Verizon co-CEO Lee to Leave Early

By @NY Staff

Verizon Communications is speeding up its chief executive transition to the first of April, allowing Ivan Seidenberg to take over the sole position as CEO, a title he has been sharing with current co-CEO Charles R. Lee.

The move puts Seidenberg into the slot three months ahead of the plan that the company announced when the merger of Bell Atlantic and GTE created the New York-based Verizon.

Lee, 62, is the former chairman and CEO of GTE, and was instrumental in the 2000 merger of GTE with Bell Atlantic that created the nation’s largest local phone provider.

“Now that the merger integration is complete and has been so successful, the time is right for us to make this change,” Lee said in a statement.

“Ivan and I have shared a vision in creating this company, and it’s time for one CEO to focus on the long-term strategies and day-to-day execution that will take Verizon to the next level.
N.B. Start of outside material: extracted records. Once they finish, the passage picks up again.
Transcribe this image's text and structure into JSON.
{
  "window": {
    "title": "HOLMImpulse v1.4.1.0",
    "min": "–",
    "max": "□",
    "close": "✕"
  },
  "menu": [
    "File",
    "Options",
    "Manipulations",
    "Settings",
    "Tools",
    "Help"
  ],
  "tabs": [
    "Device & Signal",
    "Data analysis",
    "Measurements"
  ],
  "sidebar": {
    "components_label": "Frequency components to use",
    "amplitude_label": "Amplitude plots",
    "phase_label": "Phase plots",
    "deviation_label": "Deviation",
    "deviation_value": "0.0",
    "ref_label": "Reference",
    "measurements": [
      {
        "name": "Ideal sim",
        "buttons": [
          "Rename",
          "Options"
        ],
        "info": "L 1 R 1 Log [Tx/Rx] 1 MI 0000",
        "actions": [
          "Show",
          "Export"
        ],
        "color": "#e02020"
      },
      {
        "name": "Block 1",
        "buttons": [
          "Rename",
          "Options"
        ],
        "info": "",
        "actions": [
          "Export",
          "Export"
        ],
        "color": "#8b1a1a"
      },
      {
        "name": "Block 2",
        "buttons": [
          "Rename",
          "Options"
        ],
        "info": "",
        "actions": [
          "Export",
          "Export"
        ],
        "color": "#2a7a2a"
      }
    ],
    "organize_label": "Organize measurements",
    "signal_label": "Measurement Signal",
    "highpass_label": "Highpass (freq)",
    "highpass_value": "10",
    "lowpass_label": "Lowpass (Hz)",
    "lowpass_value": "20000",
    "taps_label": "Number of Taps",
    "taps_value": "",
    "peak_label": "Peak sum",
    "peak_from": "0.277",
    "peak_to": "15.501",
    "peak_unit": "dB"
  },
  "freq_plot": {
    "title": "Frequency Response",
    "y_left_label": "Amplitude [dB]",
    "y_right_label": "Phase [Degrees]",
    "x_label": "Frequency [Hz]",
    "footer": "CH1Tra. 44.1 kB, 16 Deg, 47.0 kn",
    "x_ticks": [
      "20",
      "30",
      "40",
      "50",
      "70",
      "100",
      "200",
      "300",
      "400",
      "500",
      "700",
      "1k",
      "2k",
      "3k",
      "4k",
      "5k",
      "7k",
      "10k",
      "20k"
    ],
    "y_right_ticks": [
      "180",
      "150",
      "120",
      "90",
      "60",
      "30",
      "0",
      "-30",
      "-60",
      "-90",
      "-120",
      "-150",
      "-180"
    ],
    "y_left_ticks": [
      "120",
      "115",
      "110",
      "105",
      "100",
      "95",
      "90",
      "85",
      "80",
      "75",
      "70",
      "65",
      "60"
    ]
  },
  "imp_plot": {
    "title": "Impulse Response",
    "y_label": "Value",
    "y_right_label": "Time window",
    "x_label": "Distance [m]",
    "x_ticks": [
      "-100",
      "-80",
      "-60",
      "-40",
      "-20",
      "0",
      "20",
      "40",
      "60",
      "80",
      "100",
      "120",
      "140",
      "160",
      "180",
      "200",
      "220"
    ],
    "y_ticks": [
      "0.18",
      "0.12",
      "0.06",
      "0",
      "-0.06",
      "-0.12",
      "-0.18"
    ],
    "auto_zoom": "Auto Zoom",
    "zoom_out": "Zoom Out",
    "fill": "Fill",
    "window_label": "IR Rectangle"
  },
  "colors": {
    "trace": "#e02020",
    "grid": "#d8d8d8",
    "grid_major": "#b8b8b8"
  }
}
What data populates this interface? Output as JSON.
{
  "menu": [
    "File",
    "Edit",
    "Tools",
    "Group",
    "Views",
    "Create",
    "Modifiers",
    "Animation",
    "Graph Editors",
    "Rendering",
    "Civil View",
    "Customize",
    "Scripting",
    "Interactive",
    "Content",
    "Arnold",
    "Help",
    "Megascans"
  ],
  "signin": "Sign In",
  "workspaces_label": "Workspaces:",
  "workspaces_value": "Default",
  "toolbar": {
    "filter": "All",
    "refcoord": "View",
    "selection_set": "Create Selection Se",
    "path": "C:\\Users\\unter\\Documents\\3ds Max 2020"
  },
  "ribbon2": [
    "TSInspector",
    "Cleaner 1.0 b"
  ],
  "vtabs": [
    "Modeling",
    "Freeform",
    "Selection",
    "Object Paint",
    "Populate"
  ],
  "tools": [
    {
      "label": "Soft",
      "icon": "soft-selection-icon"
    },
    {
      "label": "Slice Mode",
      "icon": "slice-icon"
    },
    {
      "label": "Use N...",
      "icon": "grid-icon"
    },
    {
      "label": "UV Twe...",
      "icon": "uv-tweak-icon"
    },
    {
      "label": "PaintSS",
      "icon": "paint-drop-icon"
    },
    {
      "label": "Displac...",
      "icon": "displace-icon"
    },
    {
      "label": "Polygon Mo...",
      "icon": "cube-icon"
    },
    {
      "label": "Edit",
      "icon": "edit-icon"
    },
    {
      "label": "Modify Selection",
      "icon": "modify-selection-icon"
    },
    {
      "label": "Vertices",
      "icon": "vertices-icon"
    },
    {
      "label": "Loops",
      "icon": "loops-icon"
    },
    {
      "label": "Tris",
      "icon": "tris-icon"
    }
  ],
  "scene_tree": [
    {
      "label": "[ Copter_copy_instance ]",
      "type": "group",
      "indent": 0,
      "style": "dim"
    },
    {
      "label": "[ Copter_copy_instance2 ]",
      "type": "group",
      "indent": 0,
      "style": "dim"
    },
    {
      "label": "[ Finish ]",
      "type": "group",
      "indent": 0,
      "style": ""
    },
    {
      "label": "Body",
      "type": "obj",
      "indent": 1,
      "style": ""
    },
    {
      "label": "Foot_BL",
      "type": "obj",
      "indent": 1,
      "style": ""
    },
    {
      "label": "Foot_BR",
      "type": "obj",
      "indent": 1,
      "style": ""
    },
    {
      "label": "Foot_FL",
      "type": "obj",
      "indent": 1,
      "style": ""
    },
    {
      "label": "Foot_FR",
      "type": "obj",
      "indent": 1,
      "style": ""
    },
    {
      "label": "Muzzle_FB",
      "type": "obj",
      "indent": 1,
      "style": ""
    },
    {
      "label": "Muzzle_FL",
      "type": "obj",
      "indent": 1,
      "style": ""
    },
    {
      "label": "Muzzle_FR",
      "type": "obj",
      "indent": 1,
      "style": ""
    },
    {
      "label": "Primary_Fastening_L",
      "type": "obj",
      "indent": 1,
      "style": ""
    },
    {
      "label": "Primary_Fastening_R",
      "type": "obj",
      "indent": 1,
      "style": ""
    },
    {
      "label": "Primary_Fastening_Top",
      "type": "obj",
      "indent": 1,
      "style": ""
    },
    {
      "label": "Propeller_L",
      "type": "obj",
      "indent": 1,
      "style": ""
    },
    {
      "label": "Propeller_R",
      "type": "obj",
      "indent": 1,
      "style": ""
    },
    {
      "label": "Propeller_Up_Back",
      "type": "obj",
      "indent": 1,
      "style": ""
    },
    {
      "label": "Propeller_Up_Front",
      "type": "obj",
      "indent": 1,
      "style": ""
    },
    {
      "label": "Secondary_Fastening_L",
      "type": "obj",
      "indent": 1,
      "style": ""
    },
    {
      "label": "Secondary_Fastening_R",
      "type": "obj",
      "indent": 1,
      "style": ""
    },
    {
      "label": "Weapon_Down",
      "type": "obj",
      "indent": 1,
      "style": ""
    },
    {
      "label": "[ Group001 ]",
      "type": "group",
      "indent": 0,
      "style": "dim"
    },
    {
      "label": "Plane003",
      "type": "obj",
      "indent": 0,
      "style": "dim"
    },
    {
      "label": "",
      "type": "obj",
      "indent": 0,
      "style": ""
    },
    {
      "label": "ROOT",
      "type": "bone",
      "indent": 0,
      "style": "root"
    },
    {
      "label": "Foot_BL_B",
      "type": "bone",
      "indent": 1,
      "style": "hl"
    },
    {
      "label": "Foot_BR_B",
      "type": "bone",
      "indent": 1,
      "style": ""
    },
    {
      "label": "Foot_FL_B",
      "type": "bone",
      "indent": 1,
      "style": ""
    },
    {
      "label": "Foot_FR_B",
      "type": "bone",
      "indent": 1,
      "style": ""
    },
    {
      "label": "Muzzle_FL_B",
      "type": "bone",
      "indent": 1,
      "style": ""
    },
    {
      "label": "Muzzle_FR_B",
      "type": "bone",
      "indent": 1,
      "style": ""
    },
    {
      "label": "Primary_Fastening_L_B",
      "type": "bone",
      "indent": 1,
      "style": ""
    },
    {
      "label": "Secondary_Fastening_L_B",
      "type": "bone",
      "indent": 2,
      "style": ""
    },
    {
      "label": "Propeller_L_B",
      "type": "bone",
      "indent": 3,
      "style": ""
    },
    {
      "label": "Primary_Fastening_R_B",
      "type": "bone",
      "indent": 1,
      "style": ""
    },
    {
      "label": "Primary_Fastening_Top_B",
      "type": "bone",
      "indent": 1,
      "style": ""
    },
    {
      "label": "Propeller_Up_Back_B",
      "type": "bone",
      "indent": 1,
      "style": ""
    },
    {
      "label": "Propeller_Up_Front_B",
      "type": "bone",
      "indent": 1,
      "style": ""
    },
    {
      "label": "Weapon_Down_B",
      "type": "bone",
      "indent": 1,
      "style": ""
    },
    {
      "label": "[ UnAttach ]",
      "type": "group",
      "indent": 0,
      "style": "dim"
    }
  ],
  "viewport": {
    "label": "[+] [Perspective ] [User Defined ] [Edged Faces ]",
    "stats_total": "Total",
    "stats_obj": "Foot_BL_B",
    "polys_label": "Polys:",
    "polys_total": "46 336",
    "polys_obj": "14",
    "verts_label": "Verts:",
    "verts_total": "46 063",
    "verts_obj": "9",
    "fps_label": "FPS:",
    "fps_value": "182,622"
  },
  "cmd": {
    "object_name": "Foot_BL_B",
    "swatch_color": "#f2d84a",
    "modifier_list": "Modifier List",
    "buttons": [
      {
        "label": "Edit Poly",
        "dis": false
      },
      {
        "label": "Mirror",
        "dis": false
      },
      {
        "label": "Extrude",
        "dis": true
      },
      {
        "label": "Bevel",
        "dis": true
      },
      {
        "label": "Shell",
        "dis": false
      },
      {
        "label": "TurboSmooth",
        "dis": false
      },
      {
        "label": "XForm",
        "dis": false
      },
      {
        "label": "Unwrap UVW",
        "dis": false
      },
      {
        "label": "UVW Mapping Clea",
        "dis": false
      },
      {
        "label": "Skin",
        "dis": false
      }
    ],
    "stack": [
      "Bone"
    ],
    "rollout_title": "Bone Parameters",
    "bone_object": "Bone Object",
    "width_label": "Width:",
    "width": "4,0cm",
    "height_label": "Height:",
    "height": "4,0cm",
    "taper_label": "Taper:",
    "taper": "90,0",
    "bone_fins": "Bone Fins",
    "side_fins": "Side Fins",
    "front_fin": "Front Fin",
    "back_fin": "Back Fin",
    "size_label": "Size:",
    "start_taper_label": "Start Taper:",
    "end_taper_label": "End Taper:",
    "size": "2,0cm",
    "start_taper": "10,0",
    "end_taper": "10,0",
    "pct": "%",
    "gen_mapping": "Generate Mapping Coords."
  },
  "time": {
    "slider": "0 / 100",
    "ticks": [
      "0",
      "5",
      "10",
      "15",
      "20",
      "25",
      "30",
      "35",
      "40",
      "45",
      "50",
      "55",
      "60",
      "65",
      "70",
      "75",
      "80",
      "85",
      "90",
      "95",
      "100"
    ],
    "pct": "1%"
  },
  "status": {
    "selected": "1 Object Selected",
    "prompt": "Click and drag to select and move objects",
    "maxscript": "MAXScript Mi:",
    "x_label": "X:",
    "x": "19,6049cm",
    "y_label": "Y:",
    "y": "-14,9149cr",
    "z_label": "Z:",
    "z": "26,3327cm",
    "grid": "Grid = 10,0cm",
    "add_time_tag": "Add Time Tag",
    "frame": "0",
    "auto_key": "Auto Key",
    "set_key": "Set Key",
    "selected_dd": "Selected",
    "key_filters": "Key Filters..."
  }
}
Ivan is that person,” he said.

The transition timing has the blessing of Verizon’s board of directors, which voted on the schedule this weekend.

Lee said he would formally retire from Verizon on June 30, 2002, as he planned, and move to become a non-executive chairman of the board of directors until June 30, 2004.

Lee began his career at GTE in 1983, where he worked in finance-related positions before he became president, chief operating officer and a director of GTE in December 1988. Prior to GTE, he was with Columbia Pictures from 1980 to 1983 as a senior vice president of finance.

The Pittsburgh native holds a bachelor’s degree in metallurgical engineering from Cornell University and a master’s degree with distinction from the Harvard Business School. He is also a member of the Security Telecommunications Advisory Committee and the Advisory Committee to the President’s Commission on Critical Infrastructure Protection.

The 55-year-old Seidenberg had served as chairman and CEO of Bell Atlantic, and as its prior incarnation, NYNEX. He started with the phone company 30 years ago as a cable slicer’s assistant and worked his way up through the ranks of the telecom industry, holding a number of operations and engineering positions with AT&T and NYNEX.